DOJ withdraws claim that Texas GOP intended to discriminate in 2011 voter ID legislation

WASHINGTON — Don’t ever let anyone tell you regime change doesn’t matter.

President Donald Trump’s justice department has backed out of a crucial claim against the great state of Texas.

The Obama-era justice department filed a lawsuit against Texas in 2013 that stated Republican lawmakers used the state's 2011 voter identification legislation to discriminate against minorities.

“I made the argument that there needed to be a state I.D. available for free, with the purposes of making sure we didn’t have issues of discrimination. Nobody listened to me,” Political Science Chair Dr. Jon Taylor at St. Thomas University said.

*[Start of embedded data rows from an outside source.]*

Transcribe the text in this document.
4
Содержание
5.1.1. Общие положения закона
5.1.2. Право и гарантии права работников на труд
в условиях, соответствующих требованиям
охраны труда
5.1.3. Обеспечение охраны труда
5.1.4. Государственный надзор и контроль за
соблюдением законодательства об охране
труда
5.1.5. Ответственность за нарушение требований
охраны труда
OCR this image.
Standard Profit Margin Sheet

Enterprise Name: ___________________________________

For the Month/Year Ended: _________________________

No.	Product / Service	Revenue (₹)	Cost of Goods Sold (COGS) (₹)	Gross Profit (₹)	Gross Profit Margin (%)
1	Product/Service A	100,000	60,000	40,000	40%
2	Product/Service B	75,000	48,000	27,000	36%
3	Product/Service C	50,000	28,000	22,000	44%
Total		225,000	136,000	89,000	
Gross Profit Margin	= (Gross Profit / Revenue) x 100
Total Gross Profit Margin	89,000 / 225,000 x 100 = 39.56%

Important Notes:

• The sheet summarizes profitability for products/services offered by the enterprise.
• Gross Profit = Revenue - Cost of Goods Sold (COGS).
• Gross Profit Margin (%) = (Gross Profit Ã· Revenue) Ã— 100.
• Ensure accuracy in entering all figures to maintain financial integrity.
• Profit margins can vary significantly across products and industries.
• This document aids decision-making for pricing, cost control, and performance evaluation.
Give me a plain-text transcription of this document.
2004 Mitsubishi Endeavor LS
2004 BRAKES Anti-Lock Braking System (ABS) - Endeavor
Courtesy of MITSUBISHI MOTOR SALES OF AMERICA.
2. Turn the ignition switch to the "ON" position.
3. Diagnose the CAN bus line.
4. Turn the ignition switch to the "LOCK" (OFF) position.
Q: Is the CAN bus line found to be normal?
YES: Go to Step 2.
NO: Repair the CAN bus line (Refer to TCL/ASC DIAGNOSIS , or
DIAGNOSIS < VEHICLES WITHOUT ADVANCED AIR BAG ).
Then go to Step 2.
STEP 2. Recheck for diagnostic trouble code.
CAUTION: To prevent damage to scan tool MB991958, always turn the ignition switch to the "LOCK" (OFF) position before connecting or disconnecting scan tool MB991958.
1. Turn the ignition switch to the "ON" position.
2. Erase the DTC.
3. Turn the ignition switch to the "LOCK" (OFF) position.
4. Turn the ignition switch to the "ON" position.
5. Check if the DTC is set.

The justice department withdrew claims of intentional discrimination the day before a judge was supposed to hear the case. This was followed by the DOJ's submission of Texas Senate Bill 5. The bill is similar to the system that Texas set up when the 5th Circuit Court of Appeals forced them to loosen I.D. rules in July 2016.

Those within the DOJ said current legislature is responsible for correcting the issue— not the nation, the state or elections in the immediate future. Texas needs time to clean up its own mess, officials said.

If Texas is found guilty of intending to discriminate, the state would have to get approval from the feds before it makes any changes to voting laws and procedures.

The justice department was only one plaintiff in the case. The lawsuit will still go forward, just with a little less bite and a lot less judicial backing.